5 Mei kemarin, tepat 3 bulan aku
meninggalkan rumah, meninggalkan orangtua, sahabat dan segala memori yang
menggantung di langit-langit kota tercinta. Tinggal di Palembang bersama
orangtua mungkin adalah keinginan yang sudah tidak bisa lagi dipenuhi, nasib
sudah mengubah semuanya, Tuhan punya jalan yang berbeda. Panggilan “ayuk” pun
sudah berubah menjadi “teteh”. Ya, saat ini aku tengah menjalani salah satu
skenario terbaik Tuhan, menjadi warga Kabupaten Baleendah, Bandung, Jawa Barat.
Ketika mengeluhkan keberadaan
saat ini, maka banyak pula yang mengatakan, “Bandung itu kota impian anak OJT,
enak kamu dapet di sana.” Sebelumnya, tidak pernah terpikir akan hidup di sini,
mungkin entah sampai kapan, bisa sampai pensiun mungkin. Entahlah, biarlah
Tuhan yang mengatur segalanya, tugasku hanya cukup dengan menjadi kuat.

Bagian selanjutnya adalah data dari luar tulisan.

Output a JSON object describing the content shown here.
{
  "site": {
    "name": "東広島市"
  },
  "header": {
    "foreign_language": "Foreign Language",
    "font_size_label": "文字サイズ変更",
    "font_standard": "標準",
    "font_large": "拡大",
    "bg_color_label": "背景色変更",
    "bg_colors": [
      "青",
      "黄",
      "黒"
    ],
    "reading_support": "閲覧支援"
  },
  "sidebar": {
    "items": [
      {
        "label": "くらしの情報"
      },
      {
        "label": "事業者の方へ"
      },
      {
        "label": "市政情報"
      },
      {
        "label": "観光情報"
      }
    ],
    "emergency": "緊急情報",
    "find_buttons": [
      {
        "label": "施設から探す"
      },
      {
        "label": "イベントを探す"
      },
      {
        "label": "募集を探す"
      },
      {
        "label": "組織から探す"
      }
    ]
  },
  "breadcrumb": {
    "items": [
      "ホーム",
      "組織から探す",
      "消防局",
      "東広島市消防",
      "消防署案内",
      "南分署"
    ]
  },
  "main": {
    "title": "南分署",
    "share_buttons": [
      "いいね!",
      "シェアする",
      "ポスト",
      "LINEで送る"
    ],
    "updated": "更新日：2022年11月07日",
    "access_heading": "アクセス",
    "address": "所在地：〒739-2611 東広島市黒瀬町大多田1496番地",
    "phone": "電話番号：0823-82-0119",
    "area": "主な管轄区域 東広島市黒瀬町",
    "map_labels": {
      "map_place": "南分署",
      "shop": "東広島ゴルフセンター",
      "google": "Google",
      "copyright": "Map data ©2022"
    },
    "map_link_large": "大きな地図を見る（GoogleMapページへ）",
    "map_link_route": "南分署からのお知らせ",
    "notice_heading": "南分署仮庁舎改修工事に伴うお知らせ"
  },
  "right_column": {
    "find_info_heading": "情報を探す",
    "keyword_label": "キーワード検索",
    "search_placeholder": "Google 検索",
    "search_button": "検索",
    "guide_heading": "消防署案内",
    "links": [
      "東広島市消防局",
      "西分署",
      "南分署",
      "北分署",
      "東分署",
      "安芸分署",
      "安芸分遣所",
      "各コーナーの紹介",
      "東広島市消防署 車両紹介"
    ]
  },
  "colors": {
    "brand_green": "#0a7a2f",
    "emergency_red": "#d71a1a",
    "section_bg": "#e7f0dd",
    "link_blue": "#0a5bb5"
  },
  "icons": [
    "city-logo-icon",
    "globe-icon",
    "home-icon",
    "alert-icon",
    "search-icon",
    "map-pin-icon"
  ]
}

Saat itu, 5 Februari 2017, pukul
03:00 dini hari aku melangkah keluar dari rumah, tempat tinggal bersama kedua
orangtua dan saudaraku. Sejak langkah pertama itu, satu hal yang wajib kujalani
adalah “menjadi kuat” karena aku tahu, setelah langkah pertama itu aku akan
menjalani segalanya dengan keadaan yang akan sangat berbeda.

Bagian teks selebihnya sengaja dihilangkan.